After putting all monitors where they're meant to go, powering up the band, last but not least, setting up my fucking drums! It was time to look at routing matrixes to their PA system. 

This is when it all turned to shit in my hands. 
A bloke, with shit in his hand. Sort of like me in Crewe Lyceum! 

The desk appeared to be fucked. Effects were no responding, faders no working, routing not functioning. Etc Etc. I persevered with it trying to assess WHAT THE FUCK for about 3 hours, rubbing my head and generally swearing a lot thinking how the fuck are we gonna get through the show. This is the only desk we have! 

I tried re initialised the settings, which only made it worse.  

Haze was notified on return from lunch and was not pleased. But no amount of "should haves" and "could haves" would have made any difference to the shit cake we found ourselves the icing on. 

Clayton suggested turning it off and then on again. I thought, "oh Jesus... What a stupid fucking suggestion... Pah!!" 

It only fucking worked didn't it?!? I felt an absolute twat for not thinking of that before. 

It was now 4:30

So with the desk now working it was time to sound check the show. First up, let's get mics working. I hunted about for the mic box every-fucking-where. After a call to Glen in the Lyric....

Yeah all the mics were left in fucking London weren't they?

This suddenly made it serious. We has no mics. No mics, no show. 

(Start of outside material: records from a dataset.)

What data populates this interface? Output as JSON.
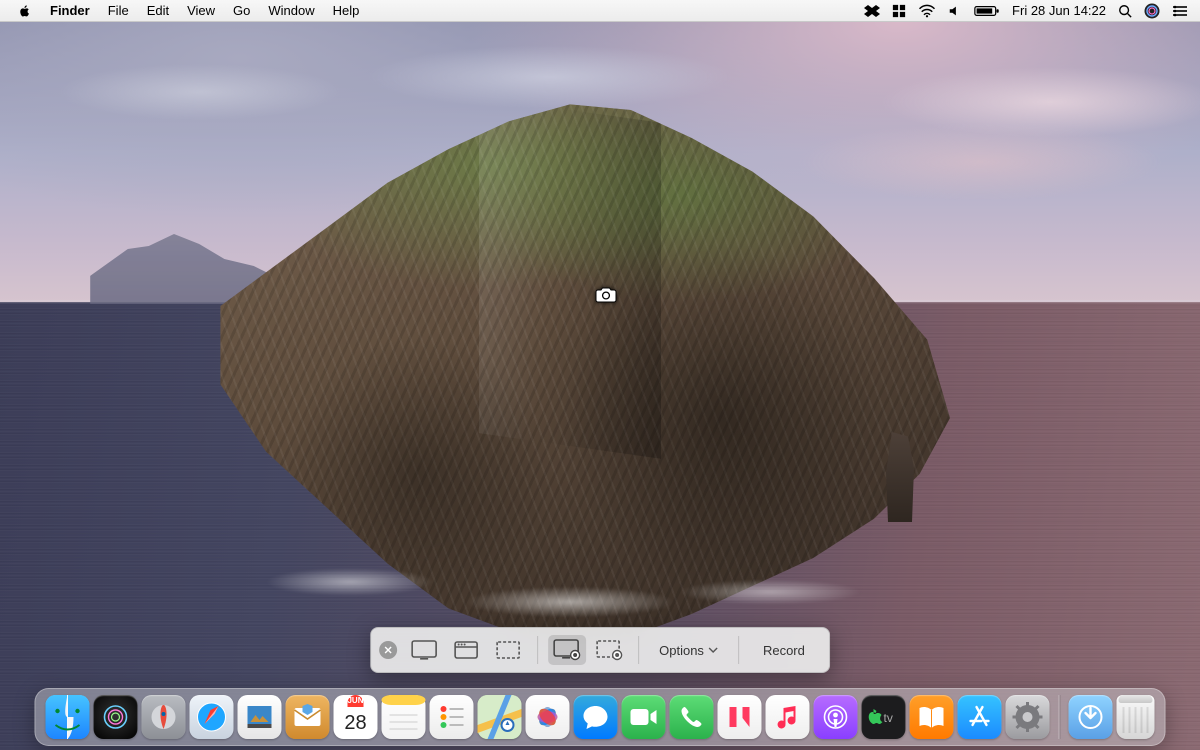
{
  "menubar": {
    "app": "Finder",
    "items": [
      "File",
      "Edit",
      "View",
      "Go",
      "Window",
      "Help"
    ],
    "datetime": "Fri 28 Jun  14:22"
  },
  "screenshot_toolbar": {
    "options_label": "Options",
    "action_label": "Record",
    "selected_mode": "record-entire-screen"
  },
  "calendar_tile": {
    "month": "JUN",
    "day": "28"
  },
  "dock": {
    "apps": [
      "finder",
      "siri",
      "launchpad",
      "safari",
      "preview",
      "mail",
      "calendar",
      "notes",
      "reminders",
      "maps",
      "photos",
      "messages",
      "facetime",
      "phone",
      "news",
      "music",
      "podcasts",
      "tv",
      "books",
      "app-store",
      "system-preferences"
    ],
    "extras": [
      "downloads",
      "trash"
    ]
  }
}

Fortunately the theatre did have some radio systems complete with mics and weren't dodgy about us using them. 

Thank The Lord of fuck for that. A fast sound check, the fastest I've ever done from behind the kit with and iPad controlling the deck on my lap, over. It was show time. 

We go through with no issues (save some crackle on haze's mic) packed down and got the hell out of dodge. 

On the journey home, I destroyed a couple of beers. It went down like cum to a whore and no messing. 

 A whore drinking cum... Sorta like me with that beer after the show.